Teyzem yurt dışında kalıyordu.... Burdan Paris'e indim. Fransızcam vardı ve iyi konuşabiliyordum.Zaten ilk gelişim değildi alışgındım ama çok değişmişti şimdi. Kulağıma kulaklığımı takıp yürümeye başladım. Teyzemin evi uzaktı ama buranın keyfini çıkarmak da istiyordum. Yere baka baka yürüyordum kulağıma müzik eşliğinde.Aklıma Mert geldi. Beni eskisi kadar sevemediğini ve ayrılmak istediğini söyledi ve ayrıldık. Biraz tuhaf geçiyordu günlerim. Rahatlamak için fırsat bulmuştum az da olsa. Daha yolun yarısına bile gelmemiştim ama bu yürüyüş bana çok iyi gelmişti. Biraz kafamı kaldırıp etrafa bakmak istiyordum. Kafamı kaldırdım ve karşımda gördüğüm karartı sayesinde istemeyerek durdum. Kafamı biraz daha kaldırdım ve karşımda badem gözlü, yeterince uzun boylu;bol ama cool görünümüyle kendine hava katan birisi vardı.

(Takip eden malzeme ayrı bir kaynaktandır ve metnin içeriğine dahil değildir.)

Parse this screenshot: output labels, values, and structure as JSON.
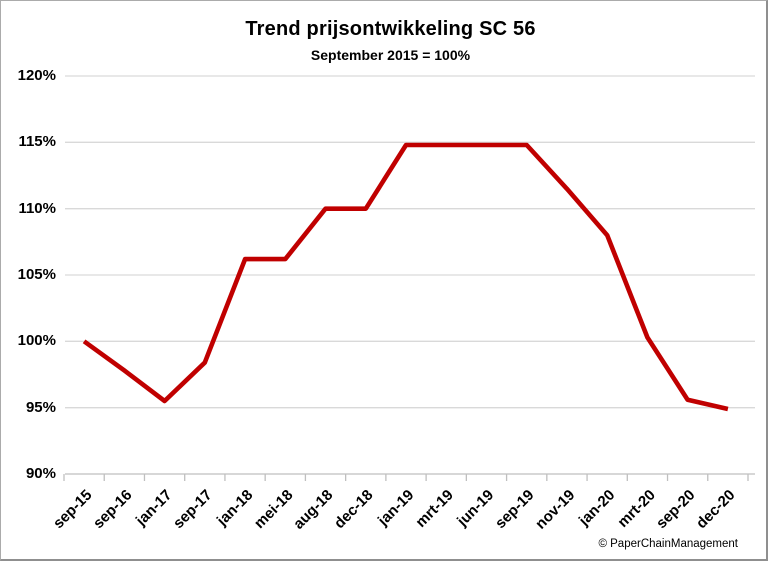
{
  "footer": {
    "copyright": "© PaperChainManagement"
  },
  "chart_data": {
    "type": "line",
    "title": "Trend prijsontwikkeling SC 56",
    "subtitle": "September 2015 = 100%",
    "categories": [
      "sep-15",
      "sep-16",
      "jan-17",
      "sep-17",
      "jan-18",
      "mei-18",
      "aug-18",
      "dec-18",
      "jan-19",
      "mrt-19",
      "jun-19",
      "sep-19",
      "nov-19",
      "jan-20",
      "mrt-20",
      "sep-20",
      "dec-20"
    ],
    "values": [
      100,
      97.8,
      95.5,
      98.4,
      106.2,
      106.2,
      110,
      110,
      114.8,
      114.8,
      114.8,
      114.8,
      111.5,
      108,
      100.3,
      95.6,
      94.9
    ],
    "ylim": [
      90,
      120
    ],
    "yticks": [
      90,
      95,
      100,
      105,
      110,
      115,
      120
    ],
    "ytick_labels": [
      "90%",
      "95%",
      "100%",
      "105%",
      "110%",
      "115%",
      "120%"
    ],
    "xlabel": "",
    "ylabel": "",
    "grid": "horizontal",
    "legend": "none",
    "colors": {
      "line": "#C00000",
      "grid": "#D9D9D9",
      "axis": "#BFBFBF",
      "text": "#000000"
    }
  }
}
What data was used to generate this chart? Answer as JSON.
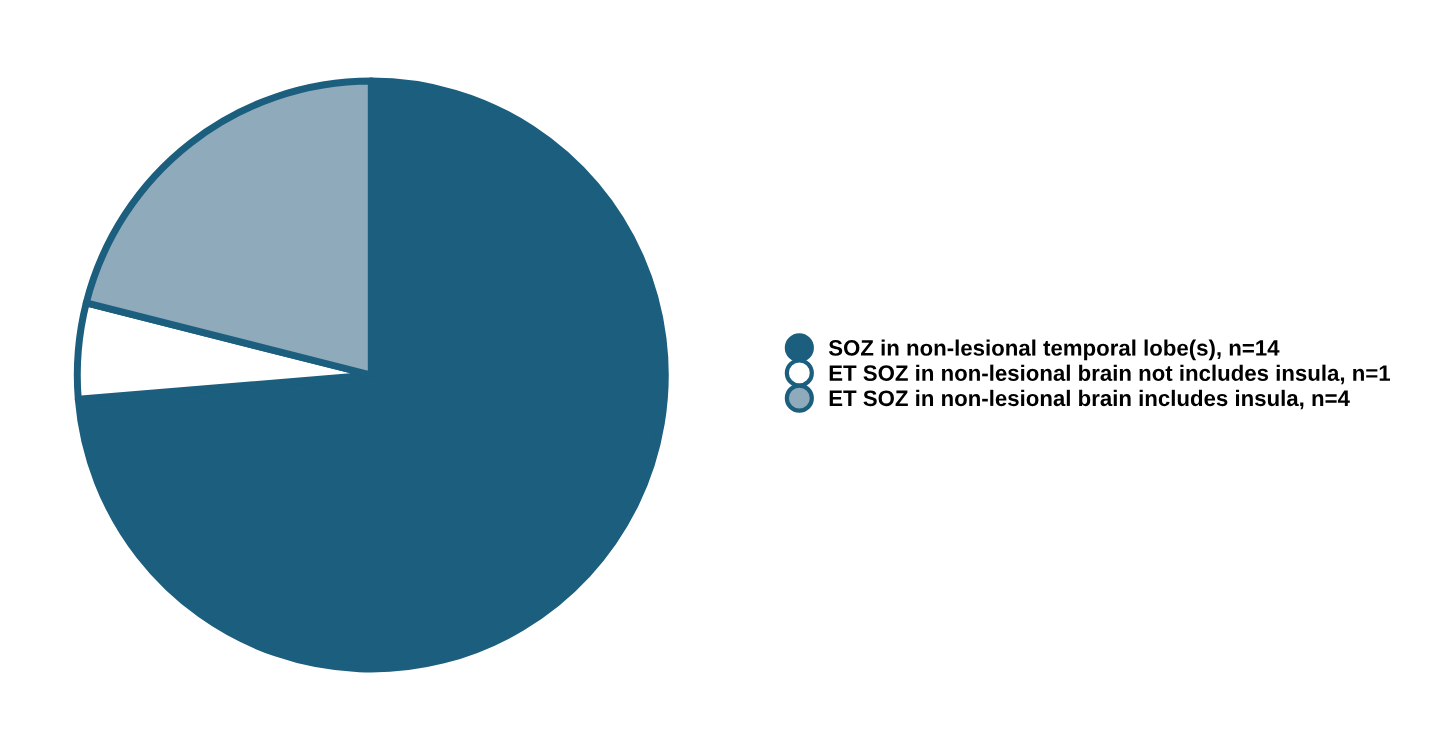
{
  "chart_data": {
    "type": "pie",
    "categories": [
      "SOZ in non-lesional temporal lobe(s), n=14",
      "ET SOZ in non-lesional brain not includes insula, n=1",
      "ET SOZ in non-lesional brain includes insula, n=4"
    ],
    "values": [
      14,
      1,
      4
    ],
    "colors": [
      "#1b5e7e",
      "#ffffff",
      "#8fabbb"
    ],
    "legend": "right"
  }
}
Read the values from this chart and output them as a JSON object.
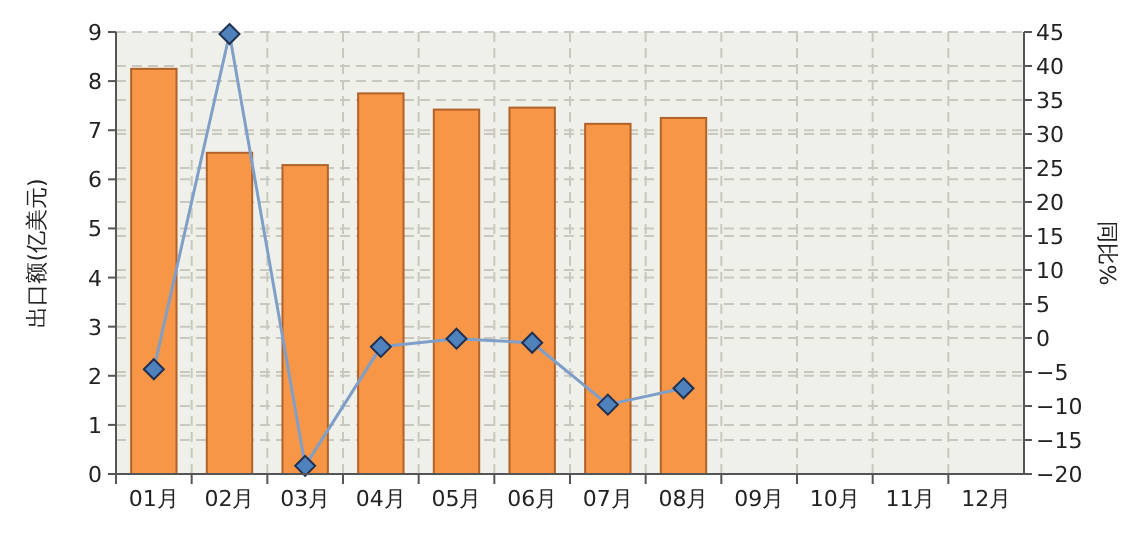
{
  "chart_data": {
    "type": "bar",
    "ylabel": "出口额(亿美元)",
    "y2label": "同比%",
    "categories": [
      "01月",
      "02月",
      "03月",
      "04月",
      "05月",
      "06月",
      "07月",
      "08月",
      "09月",
      "10月",
      "11月",
      "12月"
    ],
    "series": [
      {
        "color": "#f79646",
        "values": [
          8.25,
          6.54,
          6.29,
          7.75,
          7.42,
          7.46,
          7.13,
          7.25,
          null,
          null,
          null,
          null
        ]
      },
      {
        "type": "line",
        "axis": "y2",
        "color": "#7f9fc8",
        "marker": "diamond",
        "values": [
          -4.6,
          44.7,
          -18.8,
          -1.3,
          -0.1,
          -0.7,
          -9.8,
          -7.4,
          null,
          null,
          null,
          null
        ]
      }
    ],
    "ylim": [
      0,
      9
    ],
    "yticks": [
      0,
      1,
      2,
      3,
      4,
      5,
      6,
      7,
      8,
      9
    ],
    "y2lim": [
      -20,
      45
    ],
    "y2ticks": [
      -20,
      -15,
      -10,
      -5,
      0,
      5,
      10,
      15,
      20,
      25,
      30,
      35,
      40,
      45
    ],
    "grid": true
  }
}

-Regarde devant toi petite fille.
(Önüne bak küçük kız)
-Je suis vraiment désolé monsieur.
(Gerçekten üzgünüm efendim)
Yanımdan geçerken parfümünün kokusunu aldım.
-Çok güzel...
Dedim.
Arkasını döndü ve
-Türk olduğunu bilmiyordum.
Diye seslendi.
Kafamı eğdim onu göremiyordum ama şimdi hiç göremezdim. Yerdeki parıltı dikkatimi çekti elime aldım.Fenerbahçe logosunun üstüne "MÇ" yazam bir anahtarlık. Kafamı kaldırıp arkamı döndüm. Çokta uzaklaşmamıştı.-Şey.. Efendim!
Diye bağırdım.
Arkasını döndü.
Yanına yürüdüm
-Bu sizin olmalı, böylesine asil bir adama böylesine asil bir takım yakışırdı.
-Ah, evet benim teşekkür ederim. Söyleyin bana küçük hanfendi sizin gibi birine nasıl bir takım yakışırdı?
-Dış görünüşümle fazla uyuşmam fakat içimdeki coşkuyu sorsanız Fenerbahçe derdim.
-İki Türk, aynı ilgi alanı.. Tesadüf mü?
-Sen bilerek yapmadıysan evet tesadüfdür.
-Peki bu tesadüf numaranı almama engel mi küçük hanım?
-O tesadüf engel değil belki ama ben engelim numaramı almana.
-Sinirli, asabi ve biraz öfkeli..
Telefonum çaldı..
-Çok üzgünüm gitmeliyim.
Annem arıyordu hemen açtım
Konuşmamız;
-Alo,anne?
-Kızım napıyorsun iyimisin?
-Ben iyiyim anne de seni sormalı iyimisin dünden sonra?
-Dün ne olduki kızım ben gayet iyiyim.
-Nasıl ne oldu? Din beni arayan teyzemin öldüğünü söyleyen sen değilmiydin!?
-Kızım sen iyi misin başına güneş falan mı geçti dün ben seni hiç aramadım ki?
-Nasıl ya.. Neyse annecim ben kapatıyorum.Kendine iyi bak..
-Sende kızım sende.. Görüşürüz.O gün beni arayan annem değil mi yani ama sesi çok benziyordu.. O zaman beni arayan Paris'e getirten kim? Mert'ten bir mesaj geldi."Telefon şakası yapalım dedik nasıl, beğendin mi?" Pislik, o mu yaptı bunu bu resmen duygularımla oynamak!